Der SSW steht für eine verlässliche Politik von Nachbarn für Nachbarn, die sich an klaren sozialen Werten orientiert und für die Menschen vor Ort Partei ergreift. Diese Stärke wollen wir in so vielen Gemeindevertretungen, Stadträten und Kreistagen wie möglich einbringen. Dabei ist klar, dass wir bei dieser Kommunalwahl vor einer neuen Herausforderung stehen. Die 5 % Hürde ist gefallen. Das macht uns zwar zuversichtlich, dass wir bald wieder im Kreistag Rendsburg-Eckernförde dabei sein werden. In anderen Kreisen und in den größeren Städten sind wir aber eine „große“ Partei mit weit mehr als 5 % der Stimmen und werden nicht vom neuen Wahlgesetz profitieren.
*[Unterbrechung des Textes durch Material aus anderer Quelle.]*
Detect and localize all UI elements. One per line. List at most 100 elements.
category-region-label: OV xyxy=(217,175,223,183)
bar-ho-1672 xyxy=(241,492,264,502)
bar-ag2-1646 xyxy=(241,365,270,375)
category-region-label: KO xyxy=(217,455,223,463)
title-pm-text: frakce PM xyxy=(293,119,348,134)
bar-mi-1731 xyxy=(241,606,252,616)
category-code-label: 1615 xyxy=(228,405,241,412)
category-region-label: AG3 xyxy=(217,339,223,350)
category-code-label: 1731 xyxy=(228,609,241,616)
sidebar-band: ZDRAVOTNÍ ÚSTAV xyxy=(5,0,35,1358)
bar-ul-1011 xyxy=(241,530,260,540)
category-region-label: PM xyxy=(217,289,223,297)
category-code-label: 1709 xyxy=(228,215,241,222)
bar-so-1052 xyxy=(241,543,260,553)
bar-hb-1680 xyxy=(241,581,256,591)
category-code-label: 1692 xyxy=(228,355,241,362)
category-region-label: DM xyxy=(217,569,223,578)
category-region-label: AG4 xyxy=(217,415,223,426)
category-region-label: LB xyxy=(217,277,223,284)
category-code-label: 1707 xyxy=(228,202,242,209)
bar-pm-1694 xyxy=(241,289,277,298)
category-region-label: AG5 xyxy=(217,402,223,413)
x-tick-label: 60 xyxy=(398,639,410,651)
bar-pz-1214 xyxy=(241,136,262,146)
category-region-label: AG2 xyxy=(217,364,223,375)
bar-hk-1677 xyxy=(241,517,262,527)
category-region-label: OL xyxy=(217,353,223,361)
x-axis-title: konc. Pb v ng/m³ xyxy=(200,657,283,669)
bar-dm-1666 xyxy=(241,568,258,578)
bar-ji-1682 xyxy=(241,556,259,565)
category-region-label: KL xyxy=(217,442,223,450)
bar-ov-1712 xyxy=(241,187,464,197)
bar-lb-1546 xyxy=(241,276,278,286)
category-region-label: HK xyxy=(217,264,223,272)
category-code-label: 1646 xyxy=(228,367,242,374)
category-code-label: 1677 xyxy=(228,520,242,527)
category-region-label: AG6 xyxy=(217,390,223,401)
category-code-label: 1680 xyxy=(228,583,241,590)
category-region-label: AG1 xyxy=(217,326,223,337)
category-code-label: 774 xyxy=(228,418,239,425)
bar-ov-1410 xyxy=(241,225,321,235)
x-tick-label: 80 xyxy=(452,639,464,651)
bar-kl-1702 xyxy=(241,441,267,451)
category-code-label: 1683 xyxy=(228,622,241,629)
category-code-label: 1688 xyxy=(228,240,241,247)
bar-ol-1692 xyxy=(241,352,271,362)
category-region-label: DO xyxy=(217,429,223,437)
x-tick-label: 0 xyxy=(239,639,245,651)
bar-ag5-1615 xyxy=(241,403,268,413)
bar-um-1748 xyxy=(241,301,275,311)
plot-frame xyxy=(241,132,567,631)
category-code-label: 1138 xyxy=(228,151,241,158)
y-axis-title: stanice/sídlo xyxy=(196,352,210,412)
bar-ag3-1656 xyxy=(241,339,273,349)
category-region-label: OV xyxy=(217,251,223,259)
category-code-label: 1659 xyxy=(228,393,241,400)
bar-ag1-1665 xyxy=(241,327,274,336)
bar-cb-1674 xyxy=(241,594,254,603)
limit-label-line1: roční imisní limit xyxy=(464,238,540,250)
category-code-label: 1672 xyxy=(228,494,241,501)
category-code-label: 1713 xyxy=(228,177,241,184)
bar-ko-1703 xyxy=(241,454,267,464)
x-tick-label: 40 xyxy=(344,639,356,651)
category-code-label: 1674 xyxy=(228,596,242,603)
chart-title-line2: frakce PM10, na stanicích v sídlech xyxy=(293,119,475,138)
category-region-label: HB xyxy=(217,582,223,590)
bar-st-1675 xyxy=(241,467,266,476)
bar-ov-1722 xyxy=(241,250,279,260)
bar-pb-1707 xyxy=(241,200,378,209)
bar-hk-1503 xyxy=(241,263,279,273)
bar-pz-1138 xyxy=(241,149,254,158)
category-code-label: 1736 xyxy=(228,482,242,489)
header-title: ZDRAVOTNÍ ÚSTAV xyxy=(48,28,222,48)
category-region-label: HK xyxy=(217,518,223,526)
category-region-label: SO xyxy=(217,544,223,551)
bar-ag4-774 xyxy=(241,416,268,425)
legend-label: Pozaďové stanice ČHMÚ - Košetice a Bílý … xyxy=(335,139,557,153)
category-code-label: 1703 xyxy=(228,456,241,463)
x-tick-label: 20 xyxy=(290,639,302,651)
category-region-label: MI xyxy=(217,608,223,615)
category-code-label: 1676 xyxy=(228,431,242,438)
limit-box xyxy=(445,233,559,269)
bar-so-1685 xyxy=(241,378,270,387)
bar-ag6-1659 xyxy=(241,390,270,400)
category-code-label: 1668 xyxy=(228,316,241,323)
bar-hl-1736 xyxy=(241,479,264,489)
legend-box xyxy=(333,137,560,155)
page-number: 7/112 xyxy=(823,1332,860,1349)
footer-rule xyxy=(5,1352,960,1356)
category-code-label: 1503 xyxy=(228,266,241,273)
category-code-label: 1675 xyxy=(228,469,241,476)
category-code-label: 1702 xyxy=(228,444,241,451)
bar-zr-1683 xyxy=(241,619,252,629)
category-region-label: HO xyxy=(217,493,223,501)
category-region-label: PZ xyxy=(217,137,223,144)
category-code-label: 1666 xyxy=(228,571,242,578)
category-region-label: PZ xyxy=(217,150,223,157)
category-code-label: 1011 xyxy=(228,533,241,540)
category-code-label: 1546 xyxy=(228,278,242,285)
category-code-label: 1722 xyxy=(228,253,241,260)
Dort werden wir um jedes Mandat kämpfen.

Nachdem die 5 %-Hürde gefallen ist, werden am 25. Mai voraussichtlich mehr Parteien und Wählergemeinschaften erfolgreich antreten, als je zuvor. Deshalb müssen wir unterstreichen: Kommunalpolitik ist viel zu konkret und viel zu vielschichtig, um sie Menschen zu überlassen, die nur auf ein Thema oder auf hohlen Protest beschränkt sind. Der SSW steht für eine solide politische Arbeit, die auf jahrzehntelange Erfahrung zurückgreifen kann, die auf klaren sozialen Werten beruht und die unsere Gemeinden, Städte und Kreise wirklich weiter bringen kann.

Der SSW ist seit Jahrzehnten die drittgrößte kommunalpolitische Kraft im Landesteil Schleswig. Unser Ziel für die Kommunalwahl am 25. Mai ist es, diesen starken dritten Platz zu verteidigen und auszubauen. Der SSW ist seit seiner Gründung vor 60 Jahren eine regionale Partei, die nah an den Menschen ist. Unsere Kommunalpolitiker müssen nicht die üblichen Schaukämpfe der Berliner Politik-Bühne in den Rathäusern fortsetzen. Sie kennen die Probleme der Region und können sachlich entscheiden, was das Richtige für die Menschen vor Ort ist. Kurz: Wir sind näher dran!